Hanya indah di ijazah, tetapi buruk di lapangan. Menjadi bumerang Nah,
dari fakta di atas, kiranya tampak bahwa alat ukur yang kita gunakan dalam
mencapai standar pendidikan justru menjadi bumerang untuk merusak pendidikan
kita sendiri. Kita fokus mengejar angka, lalu lupa menjaga nilai. Standar
pendidikan ujung-ujungnya menjadi tak berstandar. Padahal, secara
konstitusional, kita punya standar pendidikan yang ideal: mulai standar
kompetensi lulusan, standar isi, standar proses, standar penilaian
pendidikan, standar tenaga kependidikan, standar sarana dan prasarana,
standar pengelolaan, serta standar pembiayaan. Namun, pada praktiknya,
standar itu tak bernilai sama. Demi
mengejar standar penilaian bertaraf nasional, misalnya, standar-standar lain
justru diabaikan. Sudah menjadi rahasia umum bahwa demi mendapatkan nilai UN
yang tinggi, proses pembelajaran dibuat justru lari dari lajur standar. Proses
pembelajaran-bermakna berubah menjadi pembelajaran-membahas soal demi soal.
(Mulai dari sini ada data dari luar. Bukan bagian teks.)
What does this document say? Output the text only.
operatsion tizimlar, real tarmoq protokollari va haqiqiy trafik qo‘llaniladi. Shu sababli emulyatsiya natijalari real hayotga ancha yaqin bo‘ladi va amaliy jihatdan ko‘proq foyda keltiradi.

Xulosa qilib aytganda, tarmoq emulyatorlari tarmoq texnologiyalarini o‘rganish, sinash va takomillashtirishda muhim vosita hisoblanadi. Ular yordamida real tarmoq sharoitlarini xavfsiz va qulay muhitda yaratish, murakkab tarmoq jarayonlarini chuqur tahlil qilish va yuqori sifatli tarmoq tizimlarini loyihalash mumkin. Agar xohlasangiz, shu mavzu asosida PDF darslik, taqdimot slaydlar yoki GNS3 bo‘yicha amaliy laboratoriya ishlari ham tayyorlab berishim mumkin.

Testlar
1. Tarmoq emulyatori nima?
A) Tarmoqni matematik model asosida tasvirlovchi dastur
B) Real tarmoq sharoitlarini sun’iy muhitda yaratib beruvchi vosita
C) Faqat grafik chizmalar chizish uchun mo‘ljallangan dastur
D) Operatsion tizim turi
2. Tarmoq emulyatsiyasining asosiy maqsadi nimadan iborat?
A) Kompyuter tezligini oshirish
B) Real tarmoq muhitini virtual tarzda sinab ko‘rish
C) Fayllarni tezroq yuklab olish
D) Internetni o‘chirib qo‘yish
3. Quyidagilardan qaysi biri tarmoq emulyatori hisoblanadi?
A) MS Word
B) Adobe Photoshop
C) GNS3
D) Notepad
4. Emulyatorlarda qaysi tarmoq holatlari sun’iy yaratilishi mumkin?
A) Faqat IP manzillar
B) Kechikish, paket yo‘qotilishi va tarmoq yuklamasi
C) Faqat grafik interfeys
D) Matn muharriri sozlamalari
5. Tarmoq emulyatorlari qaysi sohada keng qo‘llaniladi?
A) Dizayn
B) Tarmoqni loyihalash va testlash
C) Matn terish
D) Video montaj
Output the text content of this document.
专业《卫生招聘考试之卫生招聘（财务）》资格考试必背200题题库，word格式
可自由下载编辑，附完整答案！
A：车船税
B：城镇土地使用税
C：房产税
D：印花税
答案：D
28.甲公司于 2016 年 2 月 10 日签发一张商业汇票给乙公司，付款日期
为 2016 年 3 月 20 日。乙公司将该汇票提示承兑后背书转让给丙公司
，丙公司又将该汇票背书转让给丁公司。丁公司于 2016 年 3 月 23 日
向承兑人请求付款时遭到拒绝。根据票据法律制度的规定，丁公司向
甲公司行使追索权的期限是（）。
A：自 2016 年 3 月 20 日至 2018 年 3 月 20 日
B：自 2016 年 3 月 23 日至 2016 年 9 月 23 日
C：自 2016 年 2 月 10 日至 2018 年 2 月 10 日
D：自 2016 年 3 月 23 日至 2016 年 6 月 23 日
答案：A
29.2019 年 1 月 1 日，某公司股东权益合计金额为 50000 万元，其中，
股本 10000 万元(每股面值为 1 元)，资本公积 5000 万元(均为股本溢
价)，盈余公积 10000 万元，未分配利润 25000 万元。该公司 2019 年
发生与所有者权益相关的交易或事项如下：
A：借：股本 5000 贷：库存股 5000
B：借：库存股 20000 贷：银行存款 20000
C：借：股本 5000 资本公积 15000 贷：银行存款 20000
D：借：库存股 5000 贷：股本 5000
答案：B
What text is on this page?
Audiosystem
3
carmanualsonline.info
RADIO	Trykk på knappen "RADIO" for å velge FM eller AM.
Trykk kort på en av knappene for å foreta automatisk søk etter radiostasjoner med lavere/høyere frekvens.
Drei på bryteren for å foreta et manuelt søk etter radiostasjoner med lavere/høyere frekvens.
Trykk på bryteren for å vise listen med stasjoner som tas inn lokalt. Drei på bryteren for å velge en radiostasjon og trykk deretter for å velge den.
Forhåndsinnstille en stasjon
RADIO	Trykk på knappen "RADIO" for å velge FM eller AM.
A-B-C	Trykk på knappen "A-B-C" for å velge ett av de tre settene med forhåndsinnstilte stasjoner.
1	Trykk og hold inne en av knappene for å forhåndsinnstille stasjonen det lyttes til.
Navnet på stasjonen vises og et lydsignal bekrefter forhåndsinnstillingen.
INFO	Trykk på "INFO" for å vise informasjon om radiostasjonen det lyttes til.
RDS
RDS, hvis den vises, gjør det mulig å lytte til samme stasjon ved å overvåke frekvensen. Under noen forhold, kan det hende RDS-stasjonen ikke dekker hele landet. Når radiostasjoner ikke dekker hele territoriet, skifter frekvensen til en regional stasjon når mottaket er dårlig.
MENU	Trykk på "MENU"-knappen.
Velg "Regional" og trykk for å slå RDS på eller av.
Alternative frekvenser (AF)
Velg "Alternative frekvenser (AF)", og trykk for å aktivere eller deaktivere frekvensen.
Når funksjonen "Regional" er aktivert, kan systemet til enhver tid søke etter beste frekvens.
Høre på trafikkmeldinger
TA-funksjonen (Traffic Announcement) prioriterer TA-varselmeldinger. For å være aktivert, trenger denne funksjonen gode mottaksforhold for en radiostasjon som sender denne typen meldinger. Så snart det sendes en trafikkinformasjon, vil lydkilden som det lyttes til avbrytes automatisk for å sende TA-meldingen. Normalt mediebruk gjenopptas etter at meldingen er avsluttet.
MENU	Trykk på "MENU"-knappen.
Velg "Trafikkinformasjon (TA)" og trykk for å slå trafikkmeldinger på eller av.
Tujuan pendidikan kita difokuskan untuk menjawab soal-soal uji, bukan lagi
membahas bagaimana menuntaskan persoalan hidup. Padahal, pendidikan sejatinya
adalah alat untuk memupuk keterampilan hidup, bukan untuk mencanggihkan diri
dalam membahas soal-soal uji. Faktanya,
rezim keterampilan membahas soal uji terkesan sudah berurat berakar. Bukti
kecilnya, hanya untuk ikut Asesmen Kompetensi Minimum (AKM), siswa disarankan
ikut bimbel (bimbingan belajar). Karena
itu, jika ada yang hilang dari pendidikan kita saat ini, maka itu adalah
justru jiwa dari pendidikan itu sendiri. Pendidikan kita menjadi sangat
mekanis. Ukurannya selalu dilihat dari pilihan berganda. Tak ada kehidupan
berpikir kritis. Akibatnya,
ketika PISA melakukan tes uji, kita selalu berada pada kasta terbawah.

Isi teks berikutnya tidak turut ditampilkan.